Urai Kemacetan, Instran: Batasi Jumlah Kendaraan Pribadi

Institut Studi Transportasi mendorong pemerintah untuk membatasi penggunaan jumlah kendaraan pribadi dan meningkatkan kapasitas angkutan umum massal.

Urai Kemacetan, Instran: Batasi Jumlah Kendaraan Pribadi
Sejumlah kendaraan terjebak kemacetan di Jalan Daan Mogot, Jakarta, Senin (13/2/2023). ANTARA FOTO/Fauzan/nym.

tirto.id - Direktur Eksekutif Institut Studi Transportasi (Instran), Deddy Herlambang mendorong pemerintah untuk membatasi penggunaan jumlah kendaraan pribadi dan meningkatkan kapasitas angkutan umum massal. Menurutnya ini perlu dilakukan untuk membantu mengurai kemacetan di Jabodetabek.

"Saat ini jumlah kendaraan bermotor sangat over melebihi kapasitas jalan, dapat mencapai lebih 8.000 smp (satuan mobil perjam)," kata Deddy dalam pernyataannya kepada Tirto, Selasa (21/3/2023).

Dia mencontohkan, pemerintah DKI Jakarta kendati telah melakukan rekayasa ganjil genap, masih terjadi kemacetan, bahkan lebih parah dibandingkan sebelum pandemi COVID-19. Ini tidak lepas dari pertumbuhan kendaraan pribadi dimiliki masyarakat.

Deddy mengungkapkan ada beberapa hal yang membuat pertumbuhan kendaraan selalu meningkat. Salah satunya adalah kredit kepemilikan kendaraan yang sangat mudah.

Tak hanya itu, kebijakan pemerintah dalam mendorong pertumbuhan industri kendaraan juga memancing masyarakat untuk memiliki kendaraan. Misalnya subsidi terhadap mobil LCGC, pajak 0 persen PPnBM selama PPKM, Diskon Pajak (PKB) selama PPKM.

Faktor lainnya adalah tarif parkir murah, terlalu banyaknya ruang parkir, pajak kendaraan murah, satu keluarga bebas memiliki kendaraan banyak, menghindari pajak pertambahan nilai kendaraan dapat diakali dengan KTP orang lain dan adanya subsidi kendaraan listrik.

"Idealnya pemerintah membatasi penggunaan jumlah kendaraan pribadi dan meningkatkan kapasitas angkutan umum massal bukan malah sebaliknya," pungkasnya.

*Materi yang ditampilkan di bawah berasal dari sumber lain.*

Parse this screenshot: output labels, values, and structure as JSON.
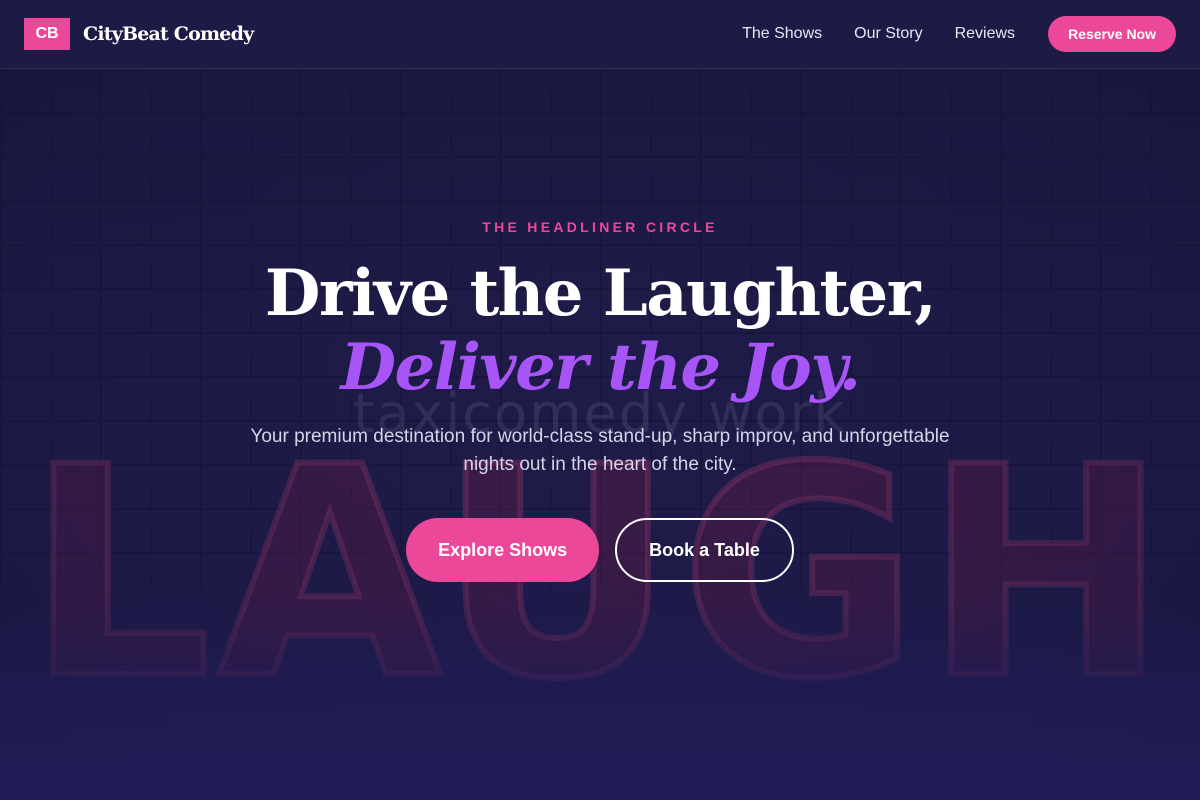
{
  "nav": {
    "logo_badge": "CB",
    "brand_name": "CityBeat Comedy",
    "links": [
      "The Shows",
      "Our Story",
      "Reviews"
    ],
    "cta_label": "Reserve Now"
  },
  "background": {
    "neon_small_text": "taxicomedy work",
    "neon_sign_text": "LAUGH"
  },
  "hero": {
    "eyebrow": "THE HEADLINER CIRCLE",
    "headline": "Drive the Laughter,",
    "headline_accent": "Deliver the Joy.",
    "subtitle": "Your premium destination for world-class stand-up, sharp improv, and unforgettable nights out in the heart of the city.",
    "primary_button": "Explore Shows",
    "secondary_button": "Book a Table"
  },
  "colors": {
    "accent_pink": "#ec4899",
    "accent_purple": "#a855f7",
    "background": "#1e1b4b"
  }
}
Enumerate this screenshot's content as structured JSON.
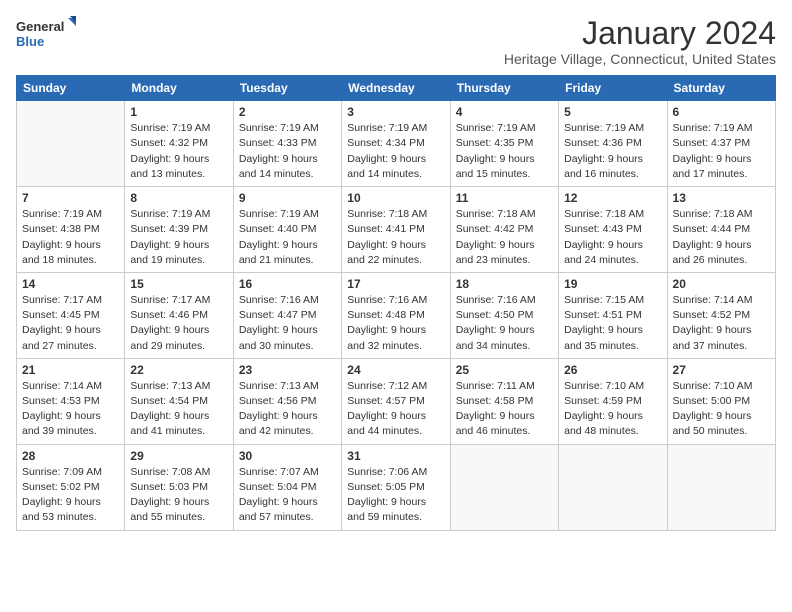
{
  "logo": {
    "general": "General",
    "blue": "Blue"
  },
  "title": "January 2024",
  "location": "Heritage Village, Connecticut, United States",
  "days_of_week": [
    "Sunday",
    "Monday",
    "Tuesday",
    "Wednesday",
    "Thursday",
    "Friday",
    "Saturday"
  ],
  "weeks": [
    [
      {
        "day": "",
        "info": ""
      },
      {
        "day": "1",
        "info": "Sunrise: 7:19 AM\nSunset: 4:32 PM\nDaylight: 9 hours\nand 13 minutes."
      },
      {
        "day": "2",
        "info": "Sunrise: 7:19 AM\nSunset: 4:33 PM\nDaylight: 9 hours\nand 14 minutes."
      },
      {
        "day": "3",
        "info": "Sunrise: 7:19 AM\nSunset: 4:34 PM\nDaylight: 9 hours\nand 14 minutes."
      },
      {
        "day": "4",
        "info": "Sunrise: 7:19 AM\nSunset: 4:35 PM\nDaylight: 9 hours\nand 15 minutes."
      },
      {
        "day": "5",
        "info": "Sunrise: 7:19 AM\nSunset: 4:36 PM\nDaylight: 9 hours\nand 16 minutes."
      },
      {
        "day": "6",
        "info": "Sunrise: 7:19 AM\nSunset: 4:37 PM\nDaylight: 9 hours\nand 17 minutes."
      }
    ],
    [
      {
        "day": "7",
        "info": "Sunrise: 7:19 AM\nSunset: 4:38 PM\nDaylight: 9 hours\nand 18 minutes."
      },
      {
        "day": "8",
        "info": "Sunrise: 7:19 AM\nSunset: 4:39 PM\nDaylight: 9 hours\nand 19 minutes."
      },
      {
        "day": "9",
        "info": "Sunrise: 7:19 AM\nSunset: 4:40 PM\nDaylight: 9 hours\nand 21 minutes."
      },
      {
        "day": "10",
        "info": "Sunrise: 7:18 AM\nSunset: 4:41 PM\nDaylight: 9 hours\nand 22 minutes."
      },
      {
        "day": "11",
        "info": "Sunrise: 7:18 AM\nSunset: 4:42 PM\nDaylight: 9 hours\nand 23 minutes."
      },
      {
        "day": "12",
        "info": "Sunrise: 7:18 AM\nSunset: 4:43 PM\nDaylight: 9 hours\nand 24 minutes."
      },
      {
        "day": "13",
        "info": "Sunrise: 7:18 AM\nSunset: 4:44 PM\nDaylight: 9 hours\nand 26 minutes."
      }
    ],
    [
      {
        "day": "14",
        "info": "Sunrise: 7:17 AM\nSunset: 4:45 PM\nDaylight: 9 hours\nand 27 minutes."
      },
      {
        "day": "15",
        "info": "Sunrise: 7:17 AM\nSunset: 4:46 PM\nDaylight: 9 hours\nand 29 minutes."
      },
      {
        "day": "16",
        "info": "Sunrise: 7:16 AM\nSunset: 4:47 PM\nDaylight: 9 hours\nand 30 minutes."
      },
      {
        "day": "17",
        "info": "Sunrise: 7:16 AM\nSunset: 4:48 PM\nDaylight: 9 hours\nand 32 minutes."
      },
      {
        "day": "18",
        "info": "Sunrise: 7:16 AM\nSunset: 4:50 PM\nDaylight: 9 hours\nand 34 minutes."
      },
      {
        "day": "19",
        "info": "Sunrise: 7:15 AM\nSunset: 4:51 PM\nDaylight: 9 hours\nand 35 minutes."
      },
      {
        "day": "20",
        "info": "Sunrise: 7:14 AM\nSunset: 4:52 PM\nDaylight: 9 hours\nand 37 minutes."
      }
    ],
    [
      {
        "day": "21",
        "info": "Sunrise: 7:14 AM\nSunset: 4:53 PM\nDaylight: 9 hours\nand 39 minutes."
      },
      {
        "day": "22",
        "info": "Sunrise: 7:13 AM\nSunset: 4:54 PM\nDaylight: 9 hours\nand 41 minutes."
      },
      {
        "day": "23",
        "info": "Sunrise: 7:13 AM\nSunset: 4:56 PM\nDaylight: 9 hours\nand 42 minutes."
      },
      {
        "day": "24",
        "info": "Sunrise: 7:12 AM\nSunset: 4:57 PM\nDaylight: 9 hours\nand 44 minutes."
      },
      {
        "day": "25",
        "info": "Sunrise: 7:11 AM\nSunset: 4:58 PM\nDaylight: 9 hours\nand 46 minutes."
      },
      {
        "day": "26",
        "info": "Sunrise: 7:10 AM\nSunset: 4:59 PM\nDaylight: 9 hours\nand 48 minutes."
      },
      {
        "day": "27",
        "info": "Sunrise: 7:10 AM\nSunset: 5:00 PM\nDaylight: 9 hours\nand 50 minutes."
      }
    ],
    [
      {
        "day": "28",
        "info": "Sunrise: 7:09 AM\nSunset: 5:02 PM\nDaylight: 9 hours\nand 53 minutes."
      },
      {
        "day": "29",
        "info": "Sunrise: 7:08 AM\nSunset: 5:03 PM\nDaylight: 9 hours\nand 55 minutes."
      },
      {
        "day": "30",
        "info": "Sunrise: 7:07 AM\nSunset: 5:04 PM\nDaylight: 9 hours\nand 57 minutes."
      },
      {
        "day": "31",
        "info": "Sunrise: 7:06 AM\nSunset: 5:05 PM\nDaylight: 9 hours\nand 59 minutes."
      },
      {
        "day": "",
        "info": ""
      },
      {
        "day": "",
        "info": ""
      },
      {
        "day": "",
        "info": ""
      }
    ]
  ]
}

Menurut data dari World Bank (2019), nilai kerugian ekonomi yang diakibatkan kemacetan lalu lintas di DKI Jakarta mencapai Rp 65 triliun per tahun. Kerugian itu diantaranya dihitung dari pemborosan energi yaitu BBM yang digunakan kendaran bermotor menjadi lebih banyak untuk jarak yang tetap.

Selain itu, berdasarkan kajian Badan Pengelola Transportasi Jabodetabek (BPTJ) Kementerian Perhubungan bahwa kemacetan yang terjadi di daerah terpadat di Indonesia, Jabodetabek, mengakibatkan kerugian ekonomi senilai Rp71,4 triliun per tahun.

Dari kajian tersebut per hari terjadi pemborosan BBM sebanyak 2,2 juta liter di enam kota metropolitan yang menjadi acuan.

Menurut laporan yang disusun oleh TomTom Traffic Index 2022, kemacetan membuat warga Jakarta kehilangan waktu sekitar 3 hari.

Laporan ini juga memberikan sinyal bahwa Jakarta semakin macet pasca-penanganan pandemi. Hal ini terlihat dari rerata waktu tempuh jarak 10 kilometer (km) yang makin meningkat di tahun 2022.

Dilaporkan, rata-rata di Jakarta perlu waktu 19 menit untuk menempuh jarak 10 km. Saat macet paling parah terjadi, butuh 25 menit untuk menempuh jarak tersebut. Hari Jumat antara pukul 5-6 sore disebut sebagai waktu macet paling parah di Jakarta.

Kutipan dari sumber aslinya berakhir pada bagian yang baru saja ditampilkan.